Thursday, January 11, 2007

Best worst SF story ever written

Thanks to the fine folks at the Bulwer-Lytton Fiction Contest (http://www.bulwer-lytton.com/), I was reintroduced tonight to what is widely regarded in SF fan circles as the worst story ever written: "The Eye of Argon."

TEOA was published in a small magazine in 1970 by one Jim Theis, who was only 16 at the time. All I'm going to say is that there's no excuse for it. It's horrible. For the curious, the copy circulating on the Internet was transcribed from a mimeograph of the original, and is presented with Theis's typos. Regrettably, the accompanying drawings have not been reproduced. (http://www-users.cs.york.ac.uk/~susan/sf/eyeargon/eyeargon.htm)

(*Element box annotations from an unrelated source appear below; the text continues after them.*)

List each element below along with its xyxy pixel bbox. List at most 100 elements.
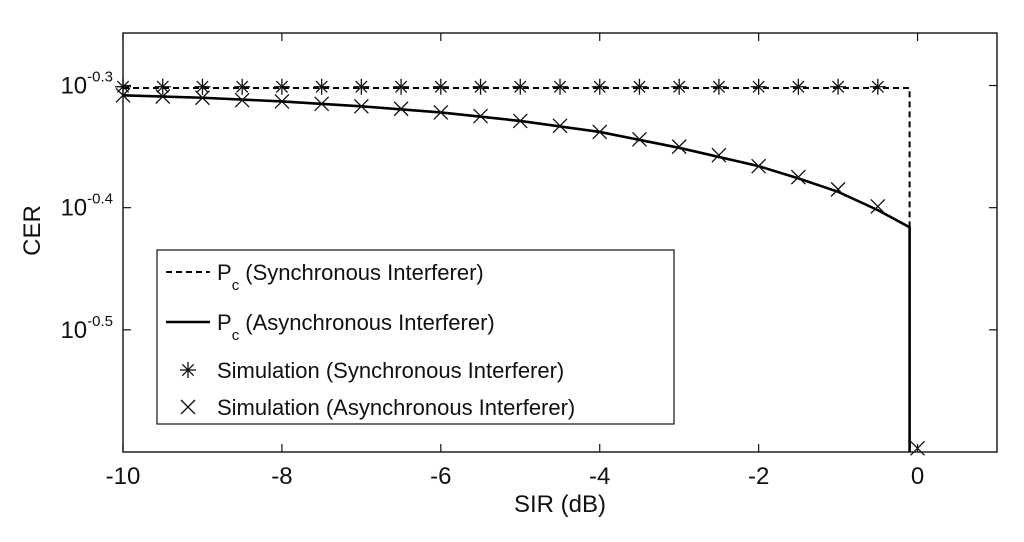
sim-asynchronous-point: [711, 147, 727, 163]
x-tick-label: -6: [430, 463, 451, 490]
y-tick-label-exponent: -0.3: [87, 69, 113, 86]
legend-label-subscript: c: [232, 277, 240, 294]
x-stroke: [870, 199, 886, 214]
asterisk-stroke: [275, 80, 289, 93]
y-tick-label: 10-0.4: [60, 191, 113, 222]
x-stroke: [631, 131, 647, 147]
sim-asynchronous-point: [234, 92, 250, 108]
sim-synchronous-point: [432, 78, 449, 95]
x-stroke: [353, 98, 369, 114]
x-tick-label: 0: [911, 463, 924, 490]
y-tick-label: 10-0.5: [60, 313, 113, 344]
pc-synchronous-line: [123, 86, 911, 452]
x-stroke: [751, 158, 767, 174]
y-tick-label-base: 10: [60, 317, 87, 344]
sim-asynchronous-point: [433, 104, 449, 120]
sim-asynchronous-point: [155, 89, 171, 104]
legend-label: Simulation (Synchronous Interferer): [217, 358, 564, 383]
sim-synchronous-point: [671, 78, 688, 95]
sim-synchronous-point: [353, 78, 370, 95]
sim-synchronous-point: [631, 78, 648, 95]
sim-synchronous-point: [710, 78, 727, 95]
legend-label-rest: (Asynchronous Interferer): [239, 310, 495, 335]
sim-asynchronous-point: [830, 181, 846, 197]
sim-synchronous-point: [552, 78, 568, 95]
asterisk-stroke: [236, 80, 249, 93]
y-tick-label-base: 10: [60, 73, 87, 100]
legend-swatch-x: [180, 399, 196, 415]
sim-asynchronous-point: [393, 101, 409, 117]
x-stroke: [671, 139, 687, 155]
sim-synchronous-point: [790, 78, 807, 95]
x-stroke: [234, 92, 250, 108]
x-stroke: [790, 169, 806, 185]
x-stroke: [155, 89, 171, 104]
asterisk-stroke: [156, 80, 169, 93]
y-tick-label-base: 10: [60, 195, 87, 222]
y-tick-label-exponent: -0.5: [87, 313, 113, 330]
sim-asynchronous-point: [671, 139, 687, 155]
x-tick-label: -2: [748, 463, 769, 490]
asterisk-stroke: [315, 80, 328, 93]
y-axis-title: CER: [19, 205, 46, 256]
sim-asynchronous-point: [473, 108, 489, 124]
x-stroke: [552, 118, 568, 134]
legend-label-name: P: [217, 260, 232, 285]
asterisk-stroke: [593, 80, 606, 93]
sim-synchronous-point: [273, 78, 290, 95]
sim-asynchronous-point: [353, 98, 369, 114]
sim-synchronous-point: [591, 78, 608, 95]
sim-synchronous-point: [512, 78, 529, 95]
asterisk-stroke: [792, 80, 805, 93]
asterisk-stroke: [831, 80, 845, 93]
legend-label: Pc (Synchronous Interferer): [217, 260, 484, 294]
asterisk-stroke: [394, 80, 408, 93]
asterisk-stroke: [871, 80, 884, 93]
sim-asynchronous-point: [194, 90, 210, 106]
sim-asynchronous-point: [751, 158, 767, 174]
x-stroke: [473, 108, 489, 124]
ticks-layer: -10 -8 -6 -4 -2 010-0.310-0.410-0.5: [60, 33, 997, 490]
legend-label-name: P: [217, 310, 232, 335]
asterisk-stroke: [712, 80, 726, 93]
x-stroke: [592, 124, 608, 140]
sim-asynchronous-point: [631, 131, 647, 147]
sim-asynchronous-point: [512, 113, 528, 129]
sim-asynchronous-point: [314, 96, 330, 112]
x-stroke: [512, 113, 528, 129]
legend: Pc (Synchronous Interferer)Pc (Asynchron…: [156, 249, 675, 425]
sim-synchronous-point: [830, 78, 847, 95]
x-stroke: [711, 147, 727, 163]
sim-asynchronous-point: [790, 169, 806, 185]
x-stroke: [314, 96, 330, 112]
x-tick-label: -10: [106, 463, 141, 490]
x-stroke: [180, 399, 196, 415]
x-stroke: [830, 181, 846, 197]
asterisk-stroke: [474, 80, 487, 93]
asterisk-stroke: [553, 80, 567, 93]
sim-asynchronous-point: [274, 93, 290, 109]
sim-synchronous-point: [313, 78, 330, 95]
legend-box: [156, 249, 675, 425]
sim-synchronous-point: [472, 78, 489, 95]
x-tick-label: -8: [271, 463, 292, 490]
series-layer: [115, 78, 926, 456]
x-tick-label: -4: [589, 463, 610, 490]
sim-synchronous-point: [750, 78, 767, 95]
asterisk-stroke: [181, 363, 195, 377]
asterisk-stroke: [633, 80, 646, 93]
sim-synchronous-point: [869, 78, 886, 95]
legend-label-rest: (Synchronous Interferer): [239, 260, 484, 285]
asterisk-stroke: [434, 80, 447, 93]
asterisk-stroke: [355, 80, 368, 93]
sim-asynchronous-point: [552, 118, 568, 134]
x-stroke: [194, 90, 210, 106]
y-tick-label: 10-0.3: [60, 69, 113, 100]
sim-synchronous-point: [154, 78, 171, 95]
sim-asynchronous-point: [870, 199, 886, 214]
x-stroke: [393, 101, 409, 117]
asterisk-stroke: [752, 80, 765, 93]
y-tick-label-exponent: -0.4: [87, 191, 113, 208]
sim-synchronous-point: [194, 78, 211, 95]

I didn't know one could query bustily until I read TEOA. Thanks, Jim, for opening my eyes, but I really didn't need to know that Grignr has a g-string. Too much information, man.

Perhaps it's not fair to be quite so hard on Jim Theis. In a recent interview, he was rather miffed that TEOA was still being mocked 30 years after its publication, and though he had gone on to get a degree in journalism, he never wrote fiction again. Theis died in 2002, four years before Wildside Press reprinted his immortal classic. His legacy lives on in the form of a TEOA-based game: each participant takes a turn trying to do a decent reading of the text, misspellings and all, but is forced to pass to the next person when he (almost inevitably) cracks up.

If TEOA could get published, maybe there's hope for me yet.